Contracted professional football players are fined for breaking social media policy, but penalties at the University of Maryland are determined by head coaches.
In February of 2012, University of Maryland basketball guard Terrell Stoglin apologized and deleted his tweet: “Loved sittin that bench today. [Smh] wow,” within an hour of posting it after a loss against Duke. By then, Stoglin’s tweet was widely publicized, but the basketball standout was not suspended for any games.
An Ohio State quarterback and Boston College women’s soccer forward each were suspended for a game for tweets that made national headlines in 2012.
Like many athletes, Wagner safeguards against negative repercussions by self-monitoring.
“I would never write something (about) an opinion on a game or referees. You just don’t know who’s going to read it and who’s going to be offended by it,” she said. “Everyone pretty much censors themselves.”
Making scholarship student-athletes turn over their social media credentials is a “clear violation of the First Amendment,” Shear said.

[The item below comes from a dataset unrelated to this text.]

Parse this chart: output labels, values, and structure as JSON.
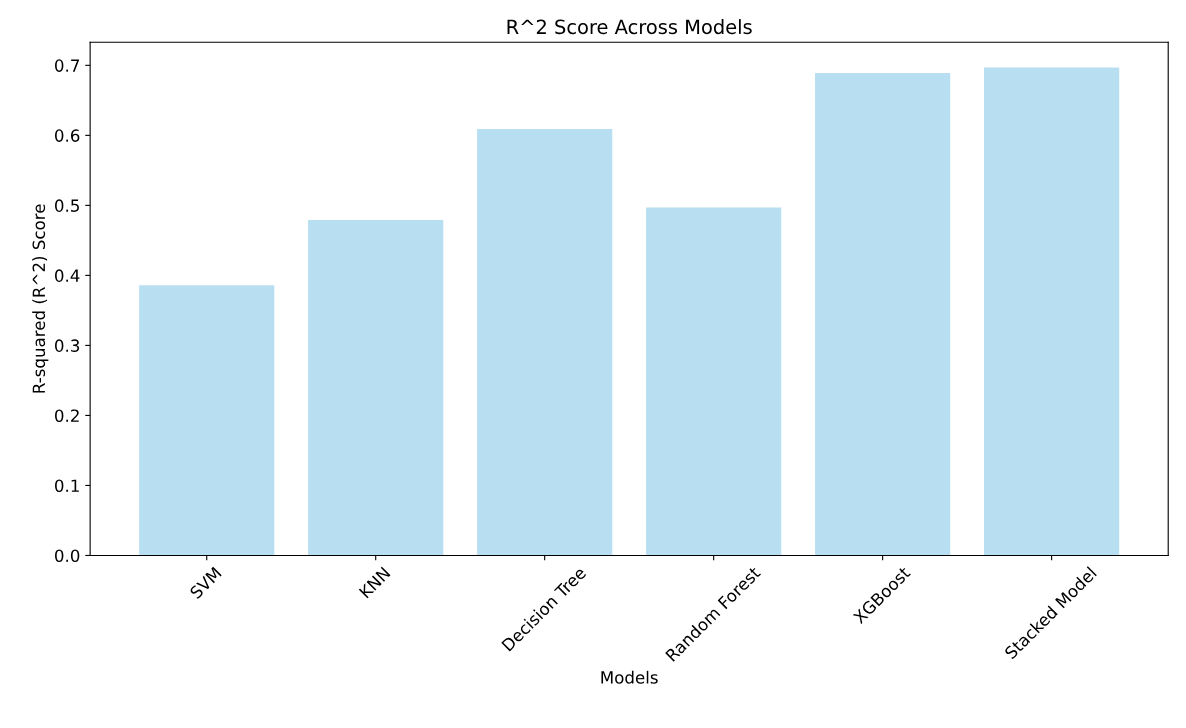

Shear argues that the decision to monitor athletes’ social media activity does not make financial sense. “It’s absolutely insane for a school to get into the policing business of digital and social (media) online because of costs, resources. The liability is just incomprehensible.”
Shear maintained that the responsibility of tax-funded universities should be education, rather than a legal duty to review what “kids” are doing on personal accounts.
Towson’s athletic department requires all of its athletes to sign a social media document each year, handling each issue case by case, using the university’s Code of Conduct. Athletic Director Tricia Turley Brandenburg characterized it as “advice.”
“It’s trying to encourage, you know, good-behavior-on-and-off-the-court-type issues,” she said.
Turley Brandeburg emphasized that the social media advice is the “best” the university can do.
“Educating the athletes is much more effective than buying a program or assigning coaches to see what’s out there,” she said. “It’s part of our job as educators.”